There’s a randomized streaming algorithm which approximates true DE up to \(0.1\%\) error, using \(O(k+\log n)\) space.
Assuming the choice of strings in the vocabulary is uniform, by keeping track of the minimial element, we can infer the size of the vocabulary (because we think the minimal element times the number of samples is the total amount of symbols assuming uniform distribution).
Even if we didn’t have a uniform distribution of symbols, we can force one by applying a random permutation \(h\) over \(\qty{0,1, …, 2^{k}}\) and for each character we just randomly map it somewhere using it in the permutation. Thereby, as long as we draw the random names uniformly, we essentially are able to use the same minimal sampling trick from above.
To get a good estimate, we then choose a few of those \(h\) and run the algorithm.
streaming vs DFA
- streaming algorithms can output more than one bit
- and the memory or space of a streaming algorithm can slowly increase => and in particular it can recognize some irregular languages
- you could sometimes allow multiple passes over the data
a DFA is a streaming algorithm
Suppose \(L\) can be recognized by a DFA \(M\) with \(\leq 2^{p}\) states. Then, \(L\) is computable by a streaming algorithm \(A\) using \(\leq p\) bits of space.
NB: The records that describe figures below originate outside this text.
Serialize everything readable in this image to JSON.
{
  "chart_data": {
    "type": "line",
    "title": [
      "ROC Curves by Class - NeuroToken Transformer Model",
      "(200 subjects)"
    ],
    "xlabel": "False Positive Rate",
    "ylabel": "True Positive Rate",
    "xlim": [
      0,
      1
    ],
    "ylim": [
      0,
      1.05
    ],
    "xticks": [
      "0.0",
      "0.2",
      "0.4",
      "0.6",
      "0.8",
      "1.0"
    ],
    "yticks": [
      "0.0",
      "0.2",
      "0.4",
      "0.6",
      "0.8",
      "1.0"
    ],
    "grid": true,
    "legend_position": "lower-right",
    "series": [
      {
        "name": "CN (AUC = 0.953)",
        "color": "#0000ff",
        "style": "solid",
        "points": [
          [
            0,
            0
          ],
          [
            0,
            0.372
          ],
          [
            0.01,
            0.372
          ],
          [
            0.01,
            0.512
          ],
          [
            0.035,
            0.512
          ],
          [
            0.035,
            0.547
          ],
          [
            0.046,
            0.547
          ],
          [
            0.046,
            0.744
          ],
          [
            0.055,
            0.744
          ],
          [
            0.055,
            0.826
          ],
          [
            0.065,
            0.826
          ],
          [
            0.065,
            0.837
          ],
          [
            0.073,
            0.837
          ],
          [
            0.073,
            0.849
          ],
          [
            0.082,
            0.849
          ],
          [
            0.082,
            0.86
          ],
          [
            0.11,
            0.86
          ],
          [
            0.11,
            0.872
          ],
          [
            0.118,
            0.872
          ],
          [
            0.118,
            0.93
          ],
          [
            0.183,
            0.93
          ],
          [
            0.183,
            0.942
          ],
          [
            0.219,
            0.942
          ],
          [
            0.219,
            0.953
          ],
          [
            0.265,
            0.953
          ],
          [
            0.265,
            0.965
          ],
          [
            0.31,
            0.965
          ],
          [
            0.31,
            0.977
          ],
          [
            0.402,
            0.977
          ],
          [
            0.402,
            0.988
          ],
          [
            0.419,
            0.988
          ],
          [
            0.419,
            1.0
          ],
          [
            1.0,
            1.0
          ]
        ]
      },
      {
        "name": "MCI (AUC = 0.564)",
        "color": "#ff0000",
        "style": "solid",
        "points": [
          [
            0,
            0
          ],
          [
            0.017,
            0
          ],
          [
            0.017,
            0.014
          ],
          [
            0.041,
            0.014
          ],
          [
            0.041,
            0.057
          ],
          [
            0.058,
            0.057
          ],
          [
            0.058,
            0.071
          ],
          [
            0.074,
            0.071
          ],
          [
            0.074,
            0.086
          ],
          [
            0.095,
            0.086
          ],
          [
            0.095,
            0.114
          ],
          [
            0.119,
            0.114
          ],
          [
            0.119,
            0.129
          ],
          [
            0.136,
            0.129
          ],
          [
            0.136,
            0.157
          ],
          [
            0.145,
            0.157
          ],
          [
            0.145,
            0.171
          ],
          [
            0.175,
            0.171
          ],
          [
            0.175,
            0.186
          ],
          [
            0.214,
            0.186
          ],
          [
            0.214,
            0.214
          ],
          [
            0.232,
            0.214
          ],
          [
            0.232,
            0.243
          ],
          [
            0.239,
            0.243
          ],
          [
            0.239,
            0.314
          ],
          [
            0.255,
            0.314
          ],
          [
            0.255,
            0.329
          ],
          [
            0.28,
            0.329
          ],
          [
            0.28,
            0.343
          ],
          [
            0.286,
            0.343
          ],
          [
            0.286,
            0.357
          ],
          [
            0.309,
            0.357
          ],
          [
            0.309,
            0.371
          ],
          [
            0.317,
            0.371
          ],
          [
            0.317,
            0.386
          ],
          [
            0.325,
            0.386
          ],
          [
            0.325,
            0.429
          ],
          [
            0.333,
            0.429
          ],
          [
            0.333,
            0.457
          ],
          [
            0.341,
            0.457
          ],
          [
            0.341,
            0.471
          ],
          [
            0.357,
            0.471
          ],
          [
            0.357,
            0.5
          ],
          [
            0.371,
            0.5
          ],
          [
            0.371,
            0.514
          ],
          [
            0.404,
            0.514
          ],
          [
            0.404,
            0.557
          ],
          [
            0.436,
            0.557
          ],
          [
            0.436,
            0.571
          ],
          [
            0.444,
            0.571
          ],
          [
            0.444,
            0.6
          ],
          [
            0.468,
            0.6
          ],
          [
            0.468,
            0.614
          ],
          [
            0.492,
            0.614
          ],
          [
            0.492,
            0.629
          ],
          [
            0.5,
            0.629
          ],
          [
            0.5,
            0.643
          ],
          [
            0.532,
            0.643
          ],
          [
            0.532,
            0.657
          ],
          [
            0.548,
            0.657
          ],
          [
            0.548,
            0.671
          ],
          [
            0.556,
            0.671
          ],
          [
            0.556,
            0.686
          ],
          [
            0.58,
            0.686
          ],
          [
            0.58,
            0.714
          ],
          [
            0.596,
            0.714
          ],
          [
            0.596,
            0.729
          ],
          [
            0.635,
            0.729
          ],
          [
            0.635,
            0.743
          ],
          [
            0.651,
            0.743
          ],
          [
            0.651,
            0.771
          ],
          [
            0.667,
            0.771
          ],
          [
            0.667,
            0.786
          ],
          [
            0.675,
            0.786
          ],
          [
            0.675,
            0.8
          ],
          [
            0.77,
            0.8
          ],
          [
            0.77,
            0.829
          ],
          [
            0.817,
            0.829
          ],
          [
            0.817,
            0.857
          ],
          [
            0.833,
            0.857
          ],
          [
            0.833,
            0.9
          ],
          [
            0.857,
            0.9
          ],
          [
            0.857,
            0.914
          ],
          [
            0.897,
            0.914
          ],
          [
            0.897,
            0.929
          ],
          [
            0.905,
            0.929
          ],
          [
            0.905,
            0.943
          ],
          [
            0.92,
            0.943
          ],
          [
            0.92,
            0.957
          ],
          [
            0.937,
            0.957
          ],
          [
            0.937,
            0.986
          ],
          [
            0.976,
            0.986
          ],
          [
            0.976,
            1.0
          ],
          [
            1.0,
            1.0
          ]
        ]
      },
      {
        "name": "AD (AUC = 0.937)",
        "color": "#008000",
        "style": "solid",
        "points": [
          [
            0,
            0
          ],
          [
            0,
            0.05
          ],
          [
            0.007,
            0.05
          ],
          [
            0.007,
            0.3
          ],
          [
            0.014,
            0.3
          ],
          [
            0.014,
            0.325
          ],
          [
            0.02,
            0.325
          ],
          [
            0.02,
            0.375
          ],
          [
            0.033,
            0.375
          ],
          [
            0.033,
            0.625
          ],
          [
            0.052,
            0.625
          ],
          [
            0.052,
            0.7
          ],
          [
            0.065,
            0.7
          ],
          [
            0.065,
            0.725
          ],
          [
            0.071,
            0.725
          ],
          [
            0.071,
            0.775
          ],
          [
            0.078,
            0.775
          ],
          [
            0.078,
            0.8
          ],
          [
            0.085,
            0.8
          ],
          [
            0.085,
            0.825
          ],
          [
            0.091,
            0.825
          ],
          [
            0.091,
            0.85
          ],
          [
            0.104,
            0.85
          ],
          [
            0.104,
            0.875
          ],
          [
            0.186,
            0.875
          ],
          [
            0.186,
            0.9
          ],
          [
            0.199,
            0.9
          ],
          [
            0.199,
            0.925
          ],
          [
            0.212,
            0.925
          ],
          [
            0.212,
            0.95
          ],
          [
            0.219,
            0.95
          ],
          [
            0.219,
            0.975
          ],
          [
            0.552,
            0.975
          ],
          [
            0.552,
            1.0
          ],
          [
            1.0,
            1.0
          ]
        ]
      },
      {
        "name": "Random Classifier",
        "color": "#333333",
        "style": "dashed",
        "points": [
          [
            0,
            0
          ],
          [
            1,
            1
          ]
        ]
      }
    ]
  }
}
We do this by literally tracking what state we are at using our \(p\) bits of space; we binarize the state ID, and then just apply the transition function and update the stored state ID.
- initialize: encode start state of \(M\) in memory
- each symbol: use transition function, update \(M\) in memory
- on end: output accept if current state \(M\) is a final state, reject otherwise
a streaming algorithm can be a DFA given bounded length
Suppose \(L \in \Sigma^{*}\); let us define a \(L_{n} = \qty {x \in L \mid |x | = n}\) and \(L_{\leq n} = \qty {x \in L \mid |x| \leq n}\).
Suppose \(L\) is computable by a streaming algorithm \(A\) using \(f(n)\) bits of space for all strings up to \(n\), then there exists for all \(n\) a particular DFA with \(\leq 2^{n}\) states such that \(L_{\leq n} = L(M)_{\leq n}\).
Note that since \(A\) has \(n\) bits of memory, there is at most \(2^{n}\) configurations of \(A\)’s memory. The transition function, therefore, simply has to mimic how \(A\) updates its memory.